Bitcoin (BTC) price soared 25% following Tesla’s $ 1.5 billion investment in BTC this week. Prior to the announcement, BTC performed 7.5% lower than Ether (ETH), but the numerous bullish events of the past few days have helped BTC hit a record high of $ 48,900.

Before Tesla’s announcement, the price of BTC had hovered between $ 30,000 and $ 41,500 for the past three weeks. Once the price is exceeded, people expect professional traders and arbitrage tables to follow the uptrend.

When BTC started its 25% move, many large traders opened short positions rather than long. Given that Bitcoin was praised by JPMorgan Chase’s co-chair this week, the regulator cleared Canadian BTC FNB’s approval, which looks risky.
Bitcoin and Ether USD price from Bitstamp. Source: NYDIG Digital Asset Data

Historical data shows that Bitcoin price trends tend to trade in Ethereum, which has been going on for several months. In addition to this bullish scenario, Bitcoin’s Lightning Network announced a record number of nodes with a Total Locked-In Value (TVL) of over $ 42 million.

Mastercard also announced that it would support cryptocurrency payments on its network until the end of 2021.

These bullish signals are in contrast to the long or short net positioning indicators provided by the major cryptocurrency exchanges.

Derived by analyzing the combined positions of the client in spot, perpetual and futures contracts, this indicator provides a clearer perspective on whether professional traders are bullish or bearish.

It is important to note that the methods sometimes vary between exchanges. Therefore, viewers should pay attention to changes rather than absolute numbers.
The long-short ratio of the best traders on the BTC exchange. Source:

Since Tesla’s announcement on February 8, major traders on various exchanges have kept their net positions relatively unchanged.

Before Bitcoin rose 25%, Binance’s preferred share quota was 1.33, which was the same as the previous week. The indicator hit a high of 1.53 on February 10, but has since fallen to 1.31.

On the other hand, Huobi’s main traders had an indicator of 0.74 prior to Feb. 8, which was unchanged for three consecutive days. On February 11th, when BTC rose from $ 44,000 to $ 48,000, these traders began to increase their net long positions, reaching the current level of 0.80. While this level of net short position of 20% is still conducive to it, it has still been above the 0.75 level as of Jan 29.

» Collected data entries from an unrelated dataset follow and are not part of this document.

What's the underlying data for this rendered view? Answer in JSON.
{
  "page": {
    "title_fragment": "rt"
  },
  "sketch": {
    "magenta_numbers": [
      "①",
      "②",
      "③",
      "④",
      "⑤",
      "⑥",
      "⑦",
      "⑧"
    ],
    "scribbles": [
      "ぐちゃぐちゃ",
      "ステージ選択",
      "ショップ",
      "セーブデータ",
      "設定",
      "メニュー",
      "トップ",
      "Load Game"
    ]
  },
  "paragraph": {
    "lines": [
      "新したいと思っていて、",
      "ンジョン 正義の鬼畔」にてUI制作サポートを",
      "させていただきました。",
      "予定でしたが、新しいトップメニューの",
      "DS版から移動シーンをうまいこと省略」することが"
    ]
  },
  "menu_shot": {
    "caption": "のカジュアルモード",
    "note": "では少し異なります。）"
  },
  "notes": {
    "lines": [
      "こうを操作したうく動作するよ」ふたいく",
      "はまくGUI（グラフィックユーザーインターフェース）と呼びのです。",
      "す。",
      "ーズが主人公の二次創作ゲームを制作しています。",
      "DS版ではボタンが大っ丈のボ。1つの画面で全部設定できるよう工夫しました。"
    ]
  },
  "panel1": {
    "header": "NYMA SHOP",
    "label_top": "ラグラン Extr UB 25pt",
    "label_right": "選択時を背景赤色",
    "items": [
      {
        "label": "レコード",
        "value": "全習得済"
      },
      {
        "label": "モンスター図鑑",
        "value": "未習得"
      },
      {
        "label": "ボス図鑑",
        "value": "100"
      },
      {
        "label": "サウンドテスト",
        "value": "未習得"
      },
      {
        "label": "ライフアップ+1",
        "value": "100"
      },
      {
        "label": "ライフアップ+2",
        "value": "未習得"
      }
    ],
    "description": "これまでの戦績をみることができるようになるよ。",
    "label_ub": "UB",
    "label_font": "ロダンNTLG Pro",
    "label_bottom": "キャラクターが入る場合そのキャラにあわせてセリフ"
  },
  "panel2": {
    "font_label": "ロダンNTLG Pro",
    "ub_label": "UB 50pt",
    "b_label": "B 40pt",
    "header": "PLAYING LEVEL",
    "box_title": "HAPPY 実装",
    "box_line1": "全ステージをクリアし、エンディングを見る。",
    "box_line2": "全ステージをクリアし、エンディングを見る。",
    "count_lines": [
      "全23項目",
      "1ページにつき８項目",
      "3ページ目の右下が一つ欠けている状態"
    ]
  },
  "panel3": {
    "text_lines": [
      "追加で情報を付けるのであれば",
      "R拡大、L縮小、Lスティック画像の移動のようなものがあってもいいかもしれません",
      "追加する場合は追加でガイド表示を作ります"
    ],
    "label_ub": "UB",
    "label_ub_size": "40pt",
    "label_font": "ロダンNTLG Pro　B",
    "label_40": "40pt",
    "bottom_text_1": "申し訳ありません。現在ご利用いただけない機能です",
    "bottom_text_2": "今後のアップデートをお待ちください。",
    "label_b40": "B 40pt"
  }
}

Prior to the news from Tesla, major OKEx traders were net long 14%. Despite regaining 47% of their net short positions on the same day, the indicator fell back to 1.03 in the last four days. Currently, OKEx traders are still well below the net long position of 52% two weeks ago.
The stakes can attract the best traders

Top traders can also exchange their BTC for exchanges to look for better income opportunities. Hence, it can be absurd to assume that they entered a short position simply by monitoring the central exchange.

Given the current situation, the long and short indicators are not showing extreme net long positions from arbitrage counters, market makers and whales. The balanced derivatives market shows that if BTC continues to rise to $ 50,000 and above, there is enough room for buying activity.

The opinions and opinions expressed herein are those of the author only and do not necessarily reflect the views of Cointelegraph. Every investment and every commercial activity involves risks. When making a decision, you must do your own research.